Smart→smart references are rejected at the changeset layer
Trying to point a rule at a smart catalogue returns
{:error, %Ecto.Changeset{}} with the error
"must reference a standard catalogue, not a smart catalogue" on
:referenced_catalogue_uuid. The picker in ItemFormLive already
filters candidates to Catalogue.list_catalogues(kind: :standard), so
the UI never offers a smart catalogue as a candidate. Programmatic
callers (CLI, IEx, scripts) hit the changeset guard.
Referencing a deleted catalogue
Soft-delete sets status: "deleted" but leaves the FK valid, so
existing rule rows survive the catalogue's deletion. The
Catalogue.list_catalogue_rules/1 preload carries the
referenced_catalogue.status so the UI can dim or warn on dead refs.

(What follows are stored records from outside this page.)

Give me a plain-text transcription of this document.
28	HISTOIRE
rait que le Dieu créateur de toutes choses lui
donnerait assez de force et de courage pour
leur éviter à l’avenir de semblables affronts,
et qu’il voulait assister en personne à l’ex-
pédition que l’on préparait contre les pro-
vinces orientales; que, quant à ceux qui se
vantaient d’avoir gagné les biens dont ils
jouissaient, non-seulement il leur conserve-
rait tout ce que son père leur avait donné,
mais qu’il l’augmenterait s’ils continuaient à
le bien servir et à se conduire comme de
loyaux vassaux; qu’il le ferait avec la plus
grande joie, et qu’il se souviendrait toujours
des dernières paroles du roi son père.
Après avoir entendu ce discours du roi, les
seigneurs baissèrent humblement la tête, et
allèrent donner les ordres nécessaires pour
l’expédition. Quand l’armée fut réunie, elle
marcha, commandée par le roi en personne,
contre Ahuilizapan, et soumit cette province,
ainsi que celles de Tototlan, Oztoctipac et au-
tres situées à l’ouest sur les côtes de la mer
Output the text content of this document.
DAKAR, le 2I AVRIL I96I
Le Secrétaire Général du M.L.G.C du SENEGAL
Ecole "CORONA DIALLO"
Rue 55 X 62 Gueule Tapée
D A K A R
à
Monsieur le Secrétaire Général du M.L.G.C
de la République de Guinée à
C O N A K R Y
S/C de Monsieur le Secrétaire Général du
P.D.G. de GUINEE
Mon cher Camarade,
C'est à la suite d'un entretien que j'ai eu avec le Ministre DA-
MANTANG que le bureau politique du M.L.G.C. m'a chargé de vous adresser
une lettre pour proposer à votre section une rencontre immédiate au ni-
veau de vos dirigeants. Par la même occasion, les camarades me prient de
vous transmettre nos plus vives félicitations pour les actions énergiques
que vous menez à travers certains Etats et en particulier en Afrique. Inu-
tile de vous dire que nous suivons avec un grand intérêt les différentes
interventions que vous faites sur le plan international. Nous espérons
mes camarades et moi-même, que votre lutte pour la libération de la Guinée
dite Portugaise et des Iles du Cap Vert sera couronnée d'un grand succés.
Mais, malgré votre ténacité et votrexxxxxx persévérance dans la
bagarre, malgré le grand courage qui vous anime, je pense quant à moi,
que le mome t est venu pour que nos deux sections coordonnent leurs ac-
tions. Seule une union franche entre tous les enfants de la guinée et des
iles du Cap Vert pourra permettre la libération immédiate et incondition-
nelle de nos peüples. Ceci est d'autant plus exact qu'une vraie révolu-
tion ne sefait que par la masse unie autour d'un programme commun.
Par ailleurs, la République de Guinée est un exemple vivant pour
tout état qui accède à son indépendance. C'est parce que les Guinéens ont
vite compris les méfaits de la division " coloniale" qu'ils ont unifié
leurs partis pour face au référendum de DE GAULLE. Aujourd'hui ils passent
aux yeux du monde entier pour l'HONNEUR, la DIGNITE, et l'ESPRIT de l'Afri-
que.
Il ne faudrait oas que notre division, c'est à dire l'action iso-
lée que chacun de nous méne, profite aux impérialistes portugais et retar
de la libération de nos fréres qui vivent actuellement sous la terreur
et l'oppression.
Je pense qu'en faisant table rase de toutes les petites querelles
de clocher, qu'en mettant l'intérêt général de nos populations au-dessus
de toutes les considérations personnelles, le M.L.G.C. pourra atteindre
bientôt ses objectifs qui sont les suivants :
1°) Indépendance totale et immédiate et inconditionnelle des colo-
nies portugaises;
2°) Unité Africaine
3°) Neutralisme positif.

Hard delete cascades the rule rows via ON DELETE CASCADE.
Decimal precision
Decimal.div keeps full precision (28 digits by default). Hosts that
serialize prices as strings should Decimal.round(2) (or whatever
your store conventions require) before write — otherwise you'll ship
14.99999999999999999999999999 to the client.
Live UI re-computation
If your host computes smart prices only at order-save time, users won't see the smart row update during editing. The reference implementation above is a pure function — call it from your LV's render path so prices stay live as quantities change.